Bunt und optisch lebendiger wurden die Sitzungen, als in den späten 1970er Jahren mit Elisabeth Thye und Ulla Feldker die ersten Funkenmariechen die Auftritte der Büttenredner bereicherten. Mit den Musikern Heinrich Heile, der Familienkapelle Rieste oder dem unvergessenen „Scherders Rudi“ war Livemusik bei den Galasitzungen immer ein absolutes Muss, so Theo Frerker. Selbst der Elferrat und die Büttenredner bezahlten Eintritt, um die Unkosten der Galasitzungen finanzieren zu können.

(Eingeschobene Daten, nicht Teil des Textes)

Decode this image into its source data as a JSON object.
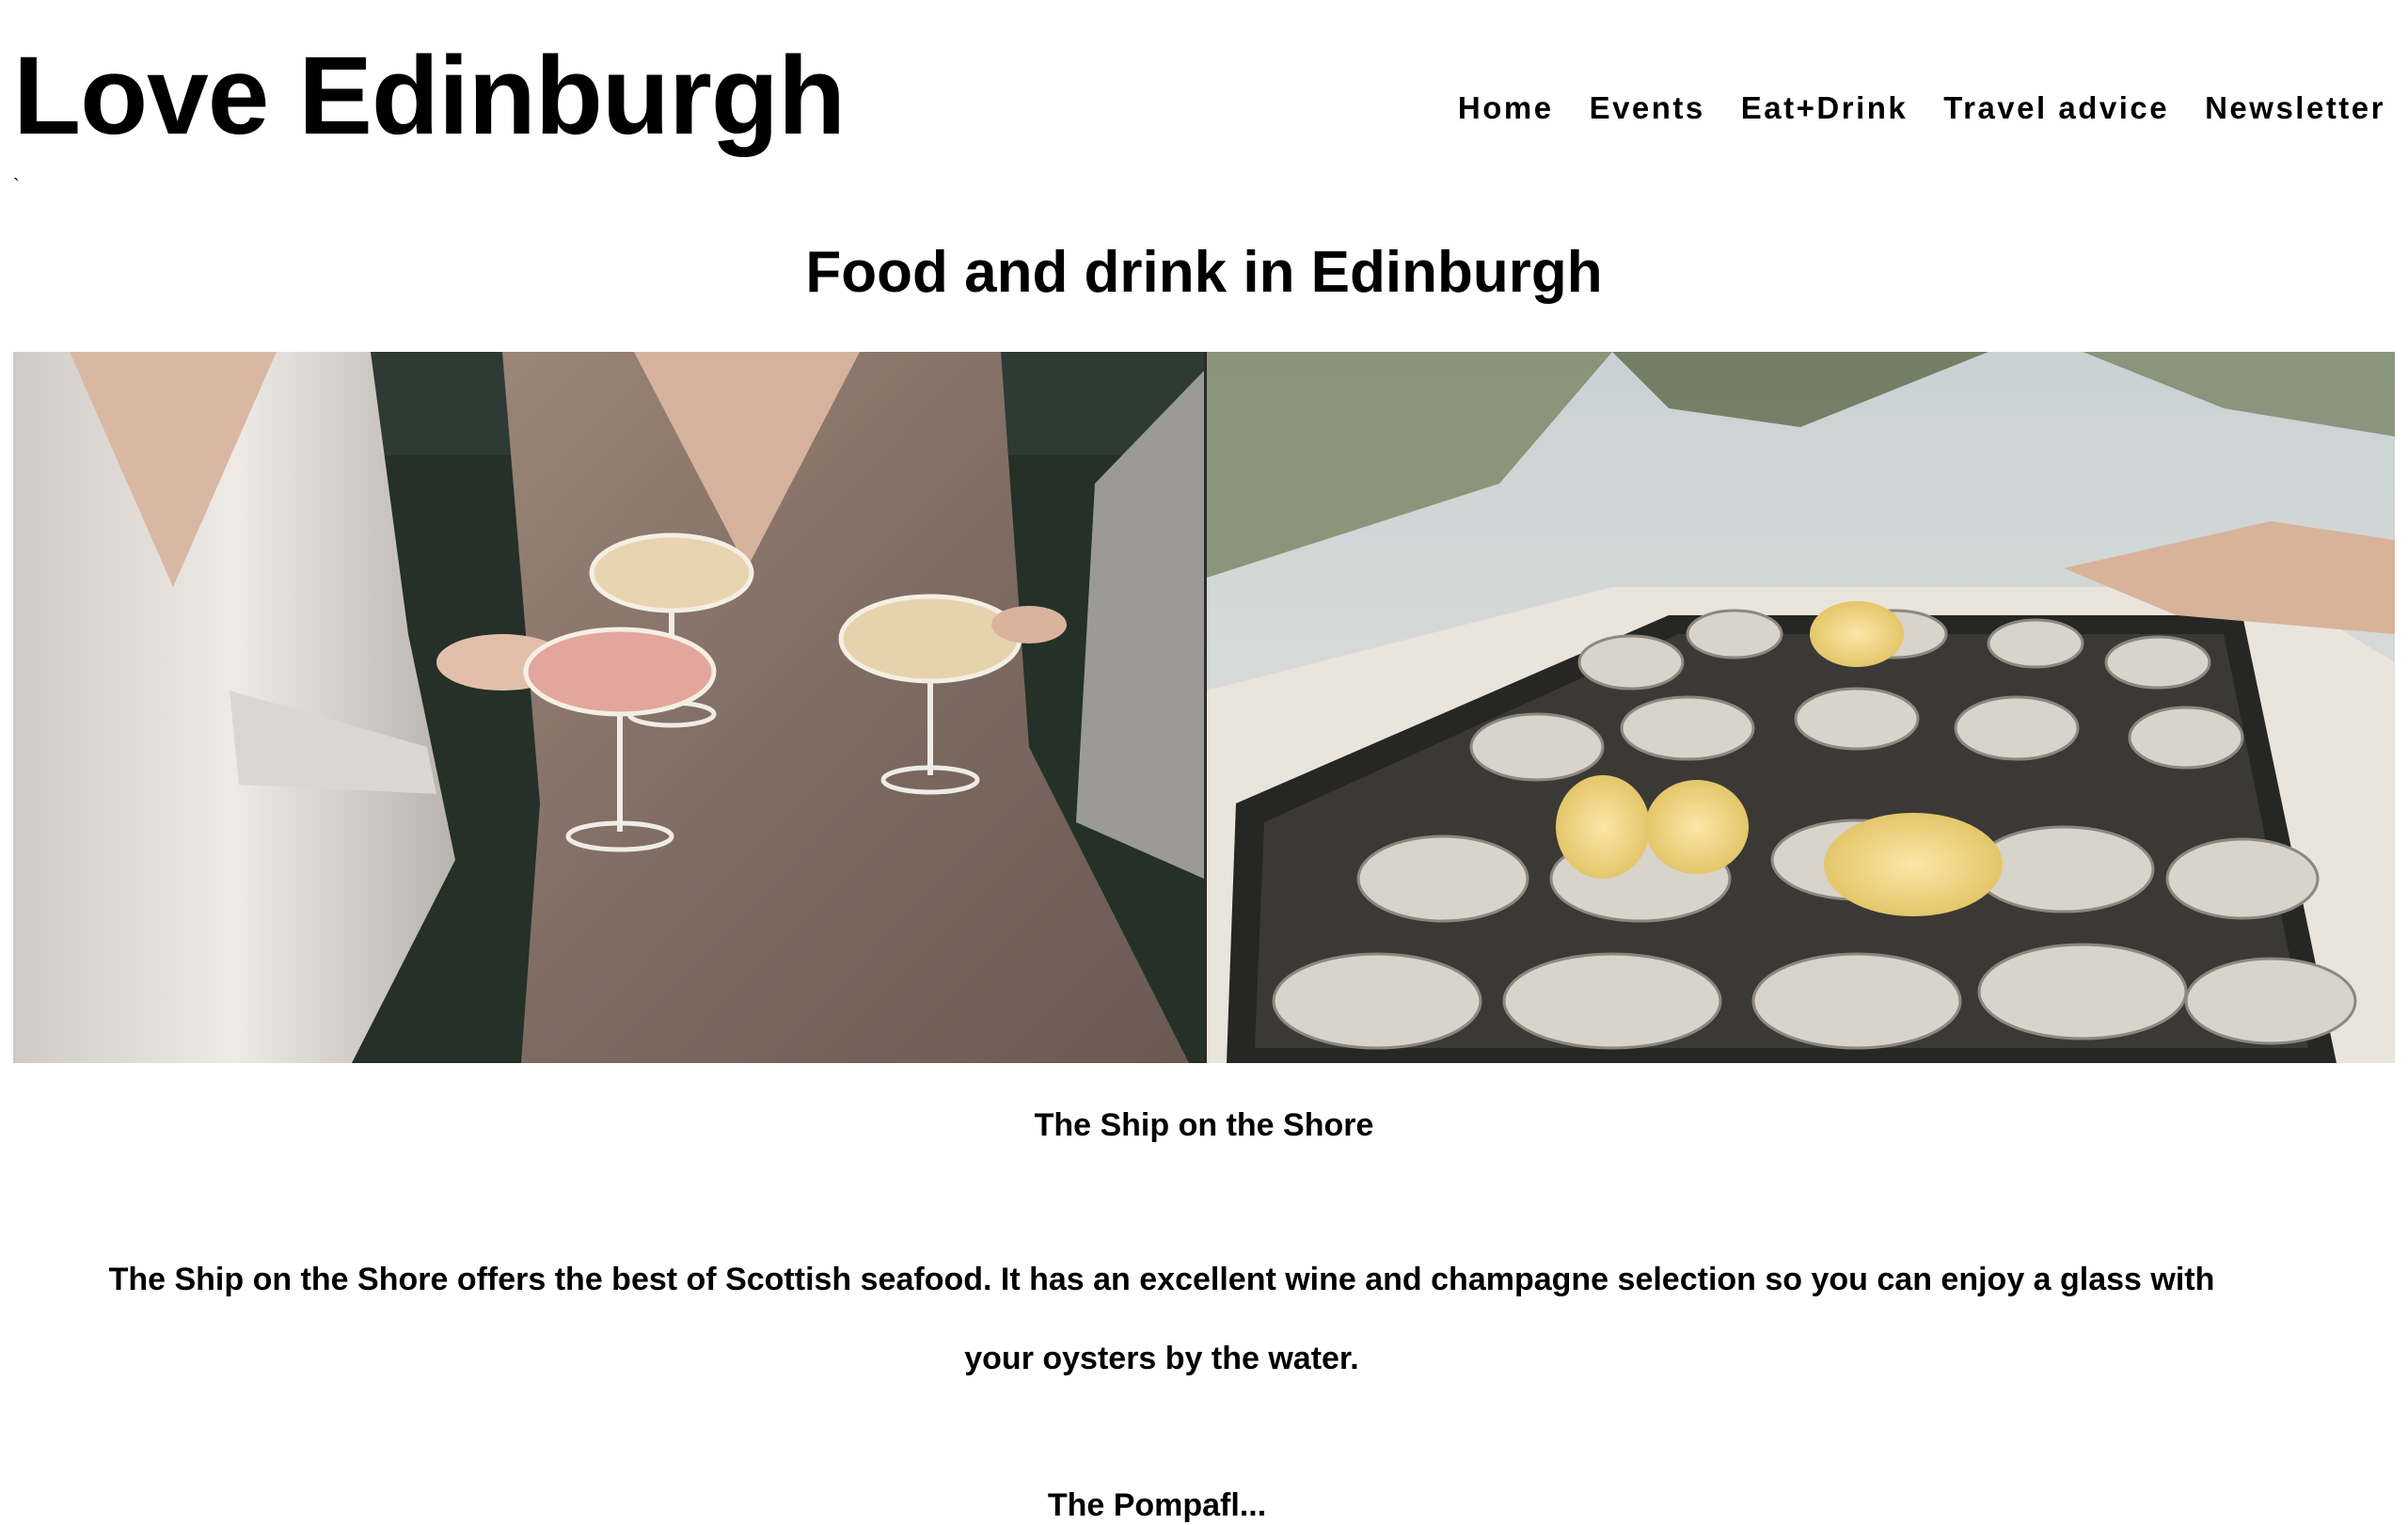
{
  "site": {
    "title": "Love Edinburgh",
    "tick": "`"
  },
  "nav": {
    "items": [
      {
        "label": "Home"
      },
      {
        "label": "Events"
      },
      {
        "label": "Eat+Drink"
      },
      {
        "label": "Travel advice"
      },
      {
        "label": "Newsletter"
      }
    ]
  },
  "main": {
    "page_title": "Food and drink in Edinburgh",
    "section": {
      "heading": "The Ship on the Shore",
      "body": "The Ship on the Shore offers the best of Scottish seafood. It has an excellent wine and champagne selection so you can enjoy a glass with your oysters by the water."
    },
    "next_heading": "The Pompafl..."
  },
  "colors": {
    "background": "#ffffff",
    "text": "#000000"
  }
}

Galasitzungen am 25. und 26. Februar

Waren es in früheren Jahrzehnten vornehmlich Büttenredner, die das Programm bestritten, bestimmen in den letzten Jahren auch viele junge Tanzgruppen das Programm mit. Die Tradition der Kolpinger aber, sich ab dem 11.11. jährlich regelmäßig zu den Vorbereitungen der Büttenreden im Kolpingkeller zu treffen, hat in den vergangenen sechs Jahrzehnten nichts von ihrem Reiz eingebüßt. Die diesjährigen Galasitzungen finden am 25. und 26. Februar statt.